BFM Business
Culture Web

Pokémon veut vous faire jouer... en dormant

-

- - Nintendo

La Pokémon Company a annoncé le lancement en 2020 d'un bracelet capable de surveiller la qualité du sommeil de son propriétaire.

Il s'appellera "Pokémon Sleep". Le concept est séduisant mais les détails peu nombreux: la Pokémon Company, la société qui gère la marque Pokémon (et qui compte Nintendo parmi ses actionnaires), a annoncé mercredi le lancement en 2020 d'un mystérieux jeu auquel on pourra s'adonner... en dormant.

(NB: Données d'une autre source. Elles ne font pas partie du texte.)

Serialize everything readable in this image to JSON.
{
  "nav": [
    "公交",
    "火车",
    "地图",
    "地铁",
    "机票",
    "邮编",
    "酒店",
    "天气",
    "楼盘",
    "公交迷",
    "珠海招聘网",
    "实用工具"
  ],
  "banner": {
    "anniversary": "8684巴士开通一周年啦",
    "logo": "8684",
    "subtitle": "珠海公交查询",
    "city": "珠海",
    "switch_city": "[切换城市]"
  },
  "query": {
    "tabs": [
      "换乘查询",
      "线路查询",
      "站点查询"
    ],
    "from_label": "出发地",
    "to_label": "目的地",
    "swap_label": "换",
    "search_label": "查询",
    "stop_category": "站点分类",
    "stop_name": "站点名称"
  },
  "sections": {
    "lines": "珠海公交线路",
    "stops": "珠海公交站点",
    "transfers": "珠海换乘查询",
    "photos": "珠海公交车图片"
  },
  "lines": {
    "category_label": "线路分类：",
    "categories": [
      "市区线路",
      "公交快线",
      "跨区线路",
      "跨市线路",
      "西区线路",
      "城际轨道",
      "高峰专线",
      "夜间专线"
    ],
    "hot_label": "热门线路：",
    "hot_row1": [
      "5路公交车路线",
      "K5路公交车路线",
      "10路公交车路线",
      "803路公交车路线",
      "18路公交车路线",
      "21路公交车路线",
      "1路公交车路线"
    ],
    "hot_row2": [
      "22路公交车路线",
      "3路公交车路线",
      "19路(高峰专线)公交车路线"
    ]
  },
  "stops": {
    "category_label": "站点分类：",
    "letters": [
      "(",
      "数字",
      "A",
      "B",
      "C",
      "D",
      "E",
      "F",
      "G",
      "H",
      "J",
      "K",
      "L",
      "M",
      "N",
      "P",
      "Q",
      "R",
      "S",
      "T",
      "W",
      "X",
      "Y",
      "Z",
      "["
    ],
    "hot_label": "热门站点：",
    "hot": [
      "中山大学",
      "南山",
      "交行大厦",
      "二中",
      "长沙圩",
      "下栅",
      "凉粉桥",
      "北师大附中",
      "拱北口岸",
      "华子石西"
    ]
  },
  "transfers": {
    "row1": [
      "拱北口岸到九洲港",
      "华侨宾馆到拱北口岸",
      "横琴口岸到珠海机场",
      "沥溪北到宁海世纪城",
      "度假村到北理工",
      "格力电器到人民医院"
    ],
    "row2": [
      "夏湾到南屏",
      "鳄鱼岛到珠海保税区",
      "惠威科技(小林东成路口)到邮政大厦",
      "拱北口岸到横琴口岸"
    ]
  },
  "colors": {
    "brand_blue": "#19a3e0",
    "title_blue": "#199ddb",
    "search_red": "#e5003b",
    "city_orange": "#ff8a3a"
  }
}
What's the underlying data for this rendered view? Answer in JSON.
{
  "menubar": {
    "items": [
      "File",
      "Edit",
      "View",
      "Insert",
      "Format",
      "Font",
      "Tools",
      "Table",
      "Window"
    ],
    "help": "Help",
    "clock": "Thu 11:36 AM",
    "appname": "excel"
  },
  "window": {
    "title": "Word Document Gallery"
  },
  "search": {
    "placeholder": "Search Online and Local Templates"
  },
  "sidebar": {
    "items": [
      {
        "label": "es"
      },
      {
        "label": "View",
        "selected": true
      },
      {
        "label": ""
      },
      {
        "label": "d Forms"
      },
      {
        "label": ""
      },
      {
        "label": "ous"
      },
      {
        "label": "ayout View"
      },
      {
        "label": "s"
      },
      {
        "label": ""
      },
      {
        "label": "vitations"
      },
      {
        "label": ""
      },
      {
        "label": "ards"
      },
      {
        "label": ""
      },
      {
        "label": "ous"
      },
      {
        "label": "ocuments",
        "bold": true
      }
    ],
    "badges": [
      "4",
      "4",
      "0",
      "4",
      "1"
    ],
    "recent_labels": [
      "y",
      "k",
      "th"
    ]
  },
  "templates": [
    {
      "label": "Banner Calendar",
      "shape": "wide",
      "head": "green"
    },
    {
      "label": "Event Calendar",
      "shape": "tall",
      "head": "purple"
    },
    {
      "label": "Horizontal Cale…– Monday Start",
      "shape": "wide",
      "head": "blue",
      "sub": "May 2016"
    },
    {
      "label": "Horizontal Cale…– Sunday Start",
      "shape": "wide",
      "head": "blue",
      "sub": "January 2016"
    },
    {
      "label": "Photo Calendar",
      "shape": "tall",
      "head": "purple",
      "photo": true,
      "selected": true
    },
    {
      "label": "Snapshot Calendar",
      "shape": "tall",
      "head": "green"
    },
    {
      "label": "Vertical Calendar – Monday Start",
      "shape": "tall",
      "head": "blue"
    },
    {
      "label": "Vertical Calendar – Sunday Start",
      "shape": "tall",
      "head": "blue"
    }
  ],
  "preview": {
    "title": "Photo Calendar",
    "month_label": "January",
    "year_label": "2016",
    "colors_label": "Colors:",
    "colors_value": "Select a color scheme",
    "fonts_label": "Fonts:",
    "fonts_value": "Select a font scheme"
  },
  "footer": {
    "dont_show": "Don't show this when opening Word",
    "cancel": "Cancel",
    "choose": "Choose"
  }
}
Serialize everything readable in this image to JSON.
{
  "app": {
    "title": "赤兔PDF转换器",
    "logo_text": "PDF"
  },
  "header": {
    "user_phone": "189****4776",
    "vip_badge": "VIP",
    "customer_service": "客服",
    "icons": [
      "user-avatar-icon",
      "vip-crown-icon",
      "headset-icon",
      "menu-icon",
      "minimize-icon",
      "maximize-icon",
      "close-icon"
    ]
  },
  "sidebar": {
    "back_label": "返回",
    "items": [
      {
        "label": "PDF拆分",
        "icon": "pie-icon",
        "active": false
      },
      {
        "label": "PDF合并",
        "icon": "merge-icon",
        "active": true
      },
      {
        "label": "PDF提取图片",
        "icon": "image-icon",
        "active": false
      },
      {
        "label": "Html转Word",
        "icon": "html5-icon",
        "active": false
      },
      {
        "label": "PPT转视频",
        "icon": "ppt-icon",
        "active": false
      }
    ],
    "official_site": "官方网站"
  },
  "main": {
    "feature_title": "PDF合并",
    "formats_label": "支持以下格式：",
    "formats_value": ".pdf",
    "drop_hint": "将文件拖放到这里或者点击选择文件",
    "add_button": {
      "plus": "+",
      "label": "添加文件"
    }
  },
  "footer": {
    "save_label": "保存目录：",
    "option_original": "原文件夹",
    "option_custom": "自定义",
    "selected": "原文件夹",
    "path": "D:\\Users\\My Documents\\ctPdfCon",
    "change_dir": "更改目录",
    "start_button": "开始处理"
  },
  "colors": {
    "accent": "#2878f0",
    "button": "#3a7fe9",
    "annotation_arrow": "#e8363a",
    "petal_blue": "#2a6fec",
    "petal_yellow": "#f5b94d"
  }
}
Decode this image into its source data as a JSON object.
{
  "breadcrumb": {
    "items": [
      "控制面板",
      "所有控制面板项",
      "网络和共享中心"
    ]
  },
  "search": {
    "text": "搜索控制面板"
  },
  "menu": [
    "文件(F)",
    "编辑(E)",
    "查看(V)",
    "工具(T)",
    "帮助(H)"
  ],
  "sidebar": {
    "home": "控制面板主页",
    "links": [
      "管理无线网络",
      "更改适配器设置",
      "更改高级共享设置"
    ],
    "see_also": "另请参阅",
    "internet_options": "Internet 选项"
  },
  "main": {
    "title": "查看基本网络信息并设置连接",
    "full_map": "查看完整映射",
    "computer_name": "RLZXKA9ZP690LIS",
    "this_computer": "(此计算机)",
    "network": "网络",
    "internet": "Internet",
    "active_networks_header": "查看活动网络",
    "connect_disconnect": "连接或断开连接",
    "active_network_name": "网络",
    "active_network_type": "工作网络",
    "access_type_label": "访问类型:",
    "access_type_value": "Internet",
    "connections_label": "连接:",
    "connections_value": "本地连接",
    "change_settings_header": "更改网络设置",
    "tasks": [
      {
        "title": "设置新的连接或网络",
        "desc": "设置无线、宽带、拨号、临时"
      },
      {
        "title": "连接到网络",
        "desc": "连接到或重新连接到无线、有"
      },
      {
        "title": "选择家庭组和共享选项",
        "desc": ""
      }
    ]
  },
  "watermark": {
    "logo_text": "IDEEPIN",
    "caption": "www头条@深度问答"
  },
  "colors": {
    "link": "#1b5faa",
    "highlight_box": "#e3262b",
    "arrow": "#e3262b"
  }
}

Après la chasse à Pikachu et autres créatures imaginaires dans la vie réelle grâce à Pokémon Go, qui a séduit des millions d'adeptes depuis sa sortie en 2016, "nous nous intéressons désormais au sommeil" des joueurs, a déclaré le président de la société Tsunekazu Ishihara devant la presse à Tokyo.

"Faire du sommeil un divertissement"

La société nippone n'avait pas directement développé Pokémon Go, mais elle avait collaboré avec le studio américain Niantic, à l'origine de cette application sur smartphone. Cette fois, "notre objectif est de faire du sommeil un divertissement", a expliqué Tsunekazu Ishihara. 

Il n'a rien divulgué du contenu, mais ce que l'on sait, c'est qu'il sera accompagné d'un accessoire portable conçu par Nintendo. Le "Pokémon Go plus", qui se met au poignet, sera doté d'un accéléromètre pour traquer le sommeil du joueur. Ces données seront ensuite transmises à son smartphone dans une application maison baptisée "Sleep", via Bluetooth.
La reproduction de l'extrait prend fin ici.